Tap any sleeping meteorologist on the shoulder and ask him, as he stirs to consciousness, about any weather incident that might be blamed on global warming, and in the clipped, staccato tones of an automaton, he will recite his mantra: "Such occurrences are well within the range of natural climatic variability." Needless to say, lest Weather Eye stands accused of gender bias, the response would be the same if the drowsy meteorologist were female.
This cautious attitude stems from a knowledge that the Earth's climate changes over the years without any help from CO2 or human beings. On the grand scale, planet Earth is subject to the whims of a climatic pendulum, so that not once, but several times during every million years, great glaciers move southwards across the continents in a colder world, only to retreat pole-wards again as the global temperature increases. On a shorter time scale, the benign Mediaeval Optimum a thousand years or so ago was followed by the Little Ice Age from whose rigours we have only recently, in climatic terms, recovered. What reasons are there for these changes in our global weather?
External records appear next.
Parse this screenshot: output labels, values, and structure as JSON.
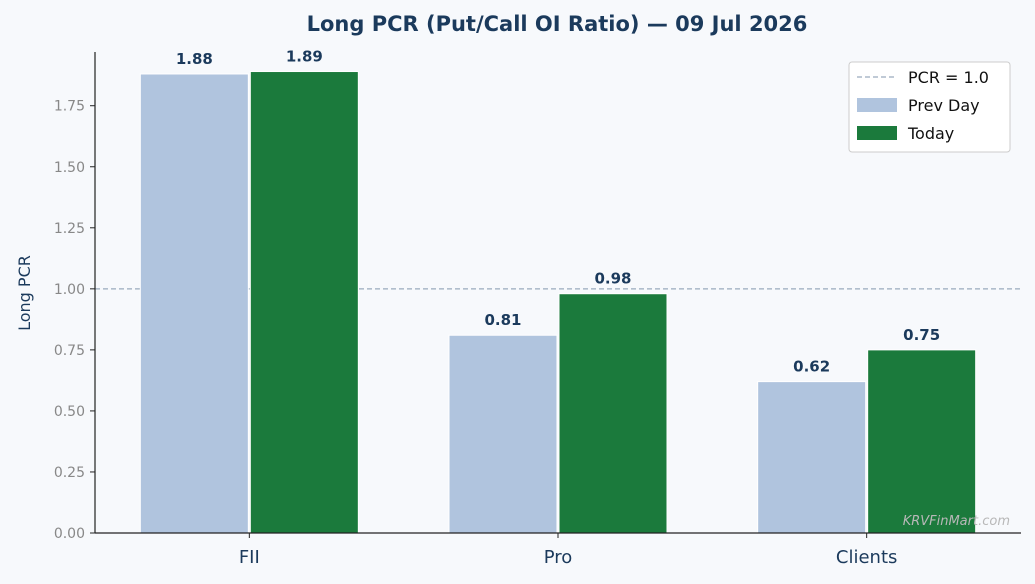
{
  "chart_data": {
    "type": "bar",
    "title": "Long PCR (Put/Call OI Ratio) — 09 Jul 2026",
    "ylabel": "Long PCR",
    "xlabel": "",
    "categories": [
      "FII",
      "Pro",
      "Clients"
    ],
    "series": [
      {
        "name": "Prev Day",
        "values": [
          1.88,
          0.81,
          0.62
        ],
        "labels": [
          "1.88",
          "0.81",
          "0.62"
        ],
        "color": "#b0c4de"
      },
      {
        "name": "Today",
        "values": [
          1.89,
          0.98,
          0.75
        ],
        "labels": [
          "1.89",
          "0.98",
          "0.75"
        ],
        "color": "#1b7a3c"
      }
    ],
    "reference_line": {
      "label": "PCR = 1.0",
      "value": 1.0,
      "color": "#9aabbd"
    },
    "ylim": [
      0,
      1.97
    ],
    "yticks": [
      0,
      0.25,
      0.5,
      0.75,
      1.0,
      1.25,
      1.5,
      1.75
    ],
    "ytick_labels": [
      "0.00",
      "0.25",
      "0.50",
      "0.75",
      "1.00",
      "1.25",
      "1.50",
      "1.75"
    ],
    "legend_placement": "top-right",
    "grid": false,
    "watermark": "KRVFinMart.com"
  }
}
One cause of climatic change be variations in the energy output of the sun. Until comparatively recently the solar constant was assumed to be just that - constant. Now scientists are reasonably sure that it is not, and the amount of energy available to fuel the world's weather machine changes over anything from decades to millennia.
But even with the sun's output constant, the amount of its energy absorbed by Earth may vary. The path of our planet's orbit is known to change slightly over long periods; this affects our distance from the sun at any given time of year, and hence the amount of energy received. Secondly, the inclination of the Earth's axis changes slightly over the centuries, and this alters the proportion of the sun's energy which is absorbed - as opposed to being reflected back to space.
And another phenomenon known to affect the global climate is the amount of volcanic activity at any given time. More volcanoes mean more dust in the atmosphere, and this interferes with the transparency of the air to radiant energy from the sun - and thus affects our weather.
Scientists have devoted much effort to assessing these processes - and others - to establish which are the most important for climatic change. Ultimately, of course, the best way to test any scientific hypothesis is to initiate a possible cause and then observe the effect. The human race, albeit unintentionally, is currently conducting precisely this experiment.